Worden we daardoor niet lui in ons denken?
“In zekere zin wel, maar je kunt je afvragen of dat erg is. Het heeft mij bijvoorbeeld jaren gekost om goed te leren schrijven. Die vaardigheid wordt minder waard, omdat teksten die op basis van KI zijn gegenereerd, in snel tempo beter worden. Maar nu kan ik mijn aandacht verleggen naar andere vaardigheden, zoals luisteren en verbale vaardigheid. Een ander voorbeeld van een vaardigheid die nu in waarde toeneemt, is ideevorming. Ik denk dat we ook bij APG op die manier kunnen omgaan met kunstmatige intelligentie. De ontwikkeling ís er, je kunt er niet omheen dus je moet haar omarmen en de vraag stellen: op welke vlakken gaan we ons ontwikkelen om competitief te blijven?”
Kunstmatige intelligentie biedt dus veel kansen. Is er ook een keerzijde?

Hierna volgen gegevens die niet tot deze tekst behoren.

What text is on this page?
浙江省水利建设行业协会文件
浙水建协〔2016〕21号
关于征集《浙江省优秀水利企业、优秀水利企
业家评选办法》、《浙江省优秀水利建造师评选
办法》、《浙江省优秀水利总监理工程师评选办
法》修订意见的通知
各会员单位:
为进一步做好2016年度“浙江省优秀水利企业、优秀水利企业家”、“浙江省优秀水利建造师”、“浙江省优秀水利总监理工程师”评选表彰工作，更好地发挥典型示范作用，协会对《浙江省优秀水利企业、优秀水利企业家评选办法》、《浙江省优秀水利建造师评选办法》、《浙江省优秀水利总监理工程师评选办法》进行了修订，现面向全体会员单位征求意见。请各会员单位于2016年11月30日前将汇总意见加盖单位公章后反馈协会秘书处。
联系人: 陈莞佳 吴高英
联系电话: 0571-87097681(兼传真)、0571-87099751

“In beginsel sta ik sceptisch tegenover alles wat met KI te maken heeft. Het biedt veel mogelijkheden, maar ik kan het belang van validatie niet genoeg benadrukken. Met andere woorden, je moet nooit blindelings vertrouwen op resultaten die op basis van KI gegenereerd zijn. Als je een vraag stelt aan ChatGPT, krijg je altijd een antwoord, ook als het niet klopt. ‘Ik weet het niet’ zou in dat geval een beter antwoord zijn. Die reactie krijg je niet, omdat de machine het antwoord geeft met de grootste kans op juistheid. Maar die grootste kans kan nog steeds erg klein zijn. Het kan de machine niet schelen, maar voor jou zou het wél moeten uitmaken.

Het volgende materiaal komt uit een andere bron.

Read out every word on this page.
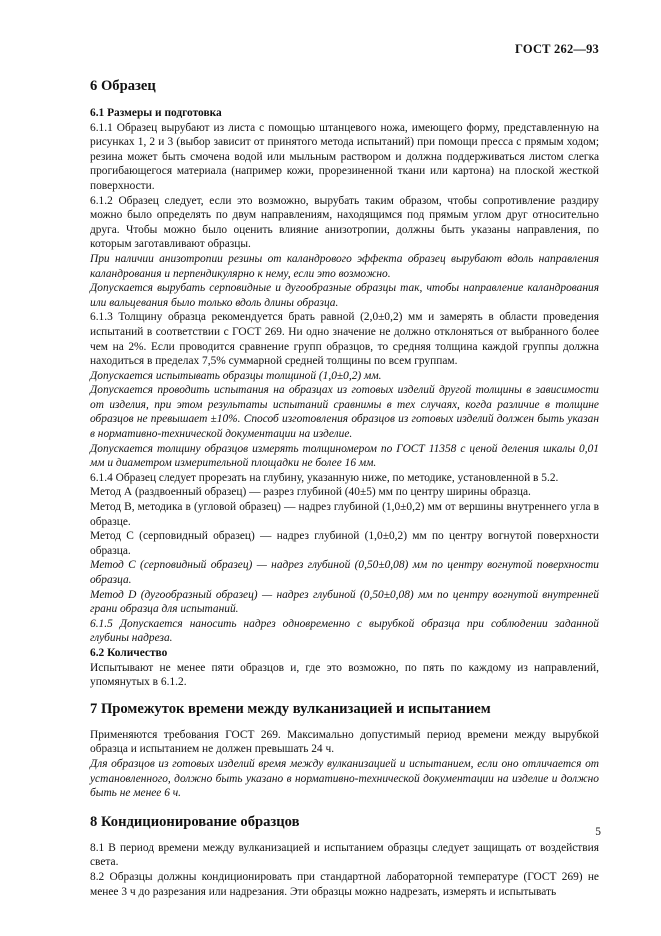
ГОСТ 262—93
6 Образец
6.1 Размеры и подготовка

6.1.1 Образец вырубают из листа с помощью штанцевого ножа, имеющего форму, представленную на рисунках 1, 2 и 3 (выбор зависит от принятого метода испытаний) при помощи пресса с прямым ходом; резина может быть смочена водой или мыльным раствором и должна поддерживаться листом слегка прогибающегося материала (например кожи, прорезиненной ткани или картона) на плоской жесткой поверхности.

6.1.2 Образец следует, если это возможно, вырубать таким образом, чтобы сопротивление раздиру можно было определять по двум направлениям, находящимся под прямым углом друг относительно друга. Чтобы можно было оценить влияние анизотропии, должны быть указаны направления, по которым заготавливают образцы.

При наличии анизотропии резины от каландрового эффекта образец вырубают вдоль направления каландрования и перпендикулярно к нему, если это возможно.

Допускается вырубать серповидные и дугообразные образцы так, чтобы направление каландрования или вальцевания было только вдоль длины образца.

6.1.3 Толщину образца рекомендуется брать равной (2,0±0,2) мм и замерять в области проведения испытаний в соответствии с ГОСТ 269. Ни одно значение не должно отклоняться от выбранного более чем на 2%. Если проводится сравнение групп образцов, то средняя толщина каждой группы должна находиться в пределах 7,5% суммарной средней толщины по всем группам.

Допускается испытывать образцы толщиной (1,0±0,2) мм.

Допускается проводить испытания на образцах из готовых изделий другой толщины в зависимости от изделия, при этом результаты испытаний сравнимы в тех случаях, когда различие в толщине образцов не превышает ±10%. Способ изготовления образцов из готовых изделий должен быть указан в нормативно-технической документации на изделие.

Допускается толщину образцов измерять толщиномером по ГОСТ 11358 с ценой деления шкалы 0,01 мм и диаметром измерительной площадки не более 16 мм.

6.1.4 Образец следует прорезать на глубину, указанную ниже, по методике, установленной в 5.2.

Метод А (раздвоенный образец) — разрез глубиной (40±5) мм по центру ширины образца.

Метод В, методика в (угловой образец) — надрез глубиной (1,0±0,2) мм от вершины внутреннего угла в образце.

Метод С (серповидный образец) — надрез глубиной (1,0±0,2) мм по центру вогнутой поверхности образца.

Метод С (серповидный образец) — надрез глубиной (0,50±0,08) мм по центру вогнутой поверхности образца.

Метод D (дугообразный образец) — надрез глубиной (0,50±0,08) мм по центру вогнутой внутренней грани образца для испытаний.

6.1.5 Допускается наносить надрез одновременно с вырубкой образца при соблюдении заданной глубины надреза.

6.2 Количество

Испытывают не менее пяти образцов и, где это возможно, по пять по каждому из направлений, упомянутых в 6.1.2.

7 Промежуток времени между вулканизацией и испытанием

Применяются требования ГОСТ 269. Максимально допустимый период времени между вырубкой образца и испытанием не должен превышать 24 ч.

Для образцов из готовых изделий время между вулканизацией и испытанием, если оно отличается от установленного, должно быть указано в нормативно-технической документации на изделие и должно быть не менее 6 ч.

8 Кондиционирование образцов

8.1 В период времени между вулканизацией и испытанием образцы следует защищать от воздействия света.

8.2 Образцы должны кондиционировать при стандартной лабораторной температуре (ГОСТ 269) не менее 3 ч до разрезания или надрезания. Эти образцы можно надрезать, измерять и испытывать

5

Bovendien werkt KI het beste als het om repetitieve situaties gaat. Maar als de realiteit heel dynamisch is – bijvoorbeeld in het geval van zelfrijdende auto’s – is het wachten op fouten. In dat soort situaties moet je bij het gebruik van KI extra waakzaam zijn, want als zich een uitzonderlijke situatie voordoet, kan het verkeerd aflopen. Kunstmatige intelligentie beschikt ook niet over intuïtie, zoals mensen, waardoor het bijvoorbeeld cynisme niet herkent. Daar komt immers veel meer bij kijken dan taal, zoals mimiek en intonatie, en dat wordt niet opgepikt.”
Maar is het geen kwestie van tijd voordat KI ook mimiek en intonatie registreert en interpreteert?
“Ja, en dat is de Heilige Graal in de wereld van de kunstmatige intelligentie: de combinatie van inhoud en vorm. Daarvoor zijn gigantische algoritmes nodig, die op de juiste manier moeten samenkomen en integreren. Voor mijn gevoel duurt het nog wel even voordat we op dat punt zijn. Maar het is een logische volgende stap en je kunt op zijn minst zeggen dat er al pogingen in die richting gedaan worden.”